Pisałam już o tym, że te wszystkie umiejętności przeszkadzają jej w dziennych drzemkach. Nocne spanie na szczęście, odpukać, ok. Po wieczornych rytuałach zakończonych cyckowaniem, odpływa zrelaksowana. Ale dzień to dramat. Zanim się zmęczy tym fikaniem to mija dobra godzina, a potem sen półgodzinny i zaczynamy od początku.
Naczytałam się na temat pewnego wynalazku o wdzięcznej nazwie Otulacz (czyli Woombie). Pytałam znajome matki o opinię, czy używają, czy polecają. Wyniki oczywiście pół na pół, standardowo w świecie matek wszechwiedzących - jedne polecają, inne nie, porównując jednocześnie otulacz do kaftana bezpieczeństwa. Trudno, pomyślałam, moja Dalka całe życie z wariatami, od małego, bardziej jej już nie zaszkodzi. Zamówiłam, zapłaciłam, wreszcie przyszło. Różowe, na zamek, elastyczne, dziwne. Ale ok, jak już to mam to spróbujemy.
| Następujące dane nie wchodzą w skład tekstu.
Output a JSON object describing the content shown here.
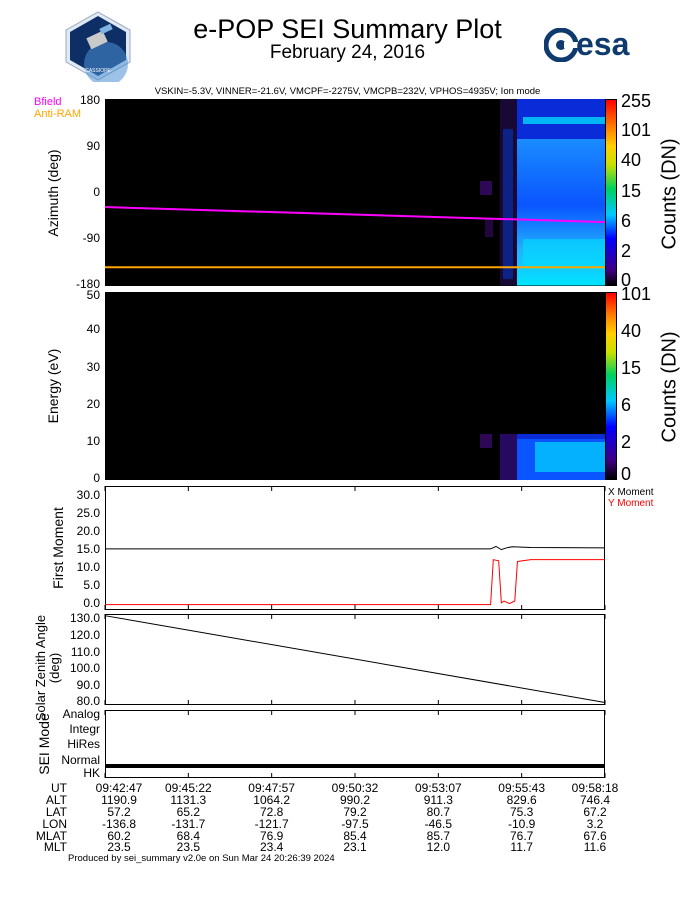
{
  "header": {
    "title": "e-POP SEI Summary Plot",
    "subtitle": "February 24, 2016",
    "params": "VSKIN=-5.3V, VINNER=-21.6V, VMCPF=-2275V, VMCPB=232V, VPHOS=4935V; Ion mode",
    "esa_logo_text": "esa",
    "mission_logo_text": "CASSIOPE"
  },
  "footer": "Produced by sei_summary v2.0e on Sun Mar 24 20:26:39 2024",
  "colors": {
    "bfield": "#ff00ff",
    "antiram": "#ffa500",
    "x_moment": "#000000",
    "y_moment": "#ff0000"
  },
  "chart_data": [
    {
      "type": "heatmap",
      "name": "azimuth",
      "ylabel": "Azimuth (deg)",
      "ylim": [
        -180,
        180
      ],
      "yticks": [
        "180",
        "90",
        "0",
        "-90",
        "-180"
      ],
      "colorbar_label": "Counts (DN)",
      "colorbar_ticks": [
        "255",
        "101",
        "40",
        "15",
        "6",
        "2",
        "0"
      ],
      "legend": [
        "Bfield",
        "Anti-RAM"
      ],
      "series": [
        {
          "name": "Bfield",
          "x": [
            "09:42:47",
            "09:58:18"
          ],
          "y": [
            -28,
            -57
          ]
        },
        {
          "name": "Anti-RAM",
          "x": [
            "09:42:47",
            "09:58:18"
          ],
          "y": [
            -144,
            -144
          ]
        }
      ],
      "grid": false
    },
    {
      "type": "heatmap",
      "name": "energy",
      "ylabel": "Energy (eV)",
      "ylim": [
        0,
        50
      ],
      "yticks": [
        "50",
        "40",
        "30",
        "20",
        "10",
        "0"
      ],
      "colorbar_label": "Counts (DN)",
      "colorbar_ticks": [
        "101",
        "40",
        "15",
        "6",
        "2",
        "0"
      ],
      "grid": false
    },
    {
      "type": "line",
      "name": "first_moment",
      "ylabel": "First Moment",
      "ylim": [
        -1.5,
        33
      ],
      "yticks": [
        "30.0",
        "25.0",
        "20.0",
        "15.0",
        "10.0",
        "5.0",
        "0.0"
      ],
      "legend": [
        "X Moment",
        "Y Moment"
      ],
      "series": [
        {
          "name": "X Moment",
          "x": [
            "09:42:47",
            "09:54:45",
            "09:54:55",
            "09:55:05",
            "09:55:15",
            "09:55:25",
            "09:56:00",
            "09:58:18"
          ],
          "y": [
            15.5,
            15.5,
            16.2,
            15.3,
            15.8,
            16.1,
            15.9,
            15.8
          ]
        },
        {
          "name": "Y Moment",
          "x": [
            "09:42:47",
            "09:54:45",
            "09:54:50",
            "09:55:00",
            "09:55:05",
            "09:55:10",
            "09:55:20",
            "09:55:30",
            "09:55:35",
            "09:56:00",
            "09:58:18"
          ],
          "y": [
            0.0,
            0.0,
            12.5,
            12.2,
            0.5,
            1.0,
            0.3,
            1.0,
            12.0,
            12.5,
            12.5
          ]
        }
      ],
      "grid": false
    },
    {
      "type": "line",
      "name": "solar_zenith",
      "ylabel": "Solar Zenith Angle (deg)",
      "ylim": [
        79,
        133
      ],
      "yticks": [
        "130.0",
        "120.0",
        "110.0",
        "100.0",
        "90.0",
        "80.0"
      ],
      "series": [
        {
          "x": [
            "09:42:47",
            "09:58:18"
          ],
          "y": [
            132,
            80.5
          ]
        }
      ],
      "grid": false
    },
    {
      "type": "line",
      "name": "sei_mode",
      "ylabel": "SEI Mode",
      "categories": [
        "Analog",
        "Integr",
        "HiRes",
        "Normal",
        "HK"
      ],
      "series": [
        {
          "x": [
            "09:42:47",
            "09:58:18"
          ],
          "y": [
            "Normal",
            "Normal"
          ]
        }
      ],
      "grid": false
    },
    {
      "type": "table",
      "name": "ephemeris",
      "rows": [
        "UT",
        "ALT",
        "LAT",
        "LON",
        "MLAT",
        "MLT"
      ],
      "columns": [
        [
          "09:42:47",
          "1190.9",
          "57.2",
          "-136.8",
          "60.2",
          "23.5"
        ],
        [
          "09:45:22",
          "1131.3",
          "65.2",
          "-131.7",
          "68.4",
          "23.5"
        ],
        [
          "09:47:57",
          "1064.2",
          "72.8",
          "-121.7",
          "76.9",
          "23.4"
        ],
        [
          "09:50:32",
          "990.2",
          "79.2",
          "-97.5",
          "85.4",
          "23.1"
        ],
        [
          "09:53:07",
          "911.3",
          "80.7",
          "-46.5",
          "85.7",
          "12.0"
        ],
        [
          "09:55:43",
          "829.6",
          "75.3",
          "-10.9",
          "76.7",
          "11.7"
        ],
        [
          "09:58:18",
          "746.4",
          "67.2",
          "3.2",
          "67.6",
          "11.6"
        ]
      ]
    }
  ]
}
Pierwszy raz położyłam ją w tym na plecach i, o dziwo, moje śpiącetylkonabrzuchu dziecię, zasnęło snem kamiennym w jakieś 3 minuty. Nie wierzę. Patrzę, czy dycha, no tak, żyje, śpi, pochrapuje. Hmm, interesujące. W dzień położyłam bez otulania, ale mota się, mota, dość - zawinęłam, położyłam na brzuchu. Larwa. Śpi. Godzina, dwie, trzy, patrzę na zegarek i nie wierzę. Po 3,5 wstaje, wyspana, uśmiechnięta, jeść nie woła, zagaduje. Kolejna drzemka, kolejne zawinięcie - no kurza twarz, kolejne 3 godziny spania! Tym razem budzę, bo czas na wieczorne pluskanie. Na noc już nie motam.
Dziś przy zapinaniu zamka chichroli się strasznie, wystawia jęzor, uśmiechnięta, wie co ją czeka. Po chwili sprawdzam, a tej malej gąsiennicy kokon w niczym nie przeszkadza - leży wpoprzek i się cieszy. Obróciłam, pogłaskałam, trzy minuty - śpi - dwie godziny!
Jaja. Ale chyba rzeczywiście muszę przyznać - działa.
O kurcze! :)
OdpowiedzUsuńDo dziś twierdzę, że woombie uchronił mnie od depresji poporodowej. Człowiek wyspany, to człowiek szczęśliwy, no:) Jak dla mnie był to wyprakowy hit hitów:)
OdpowiedzUsuńWyrosłyśmy właśnie z Woombiaka. I nie wiem co robić :D bo mamy zwykły śpiworek i teraz Młoda w nim śpi, ale.. mam mieszane uczucia i nie wiem, czy jej podpasuje.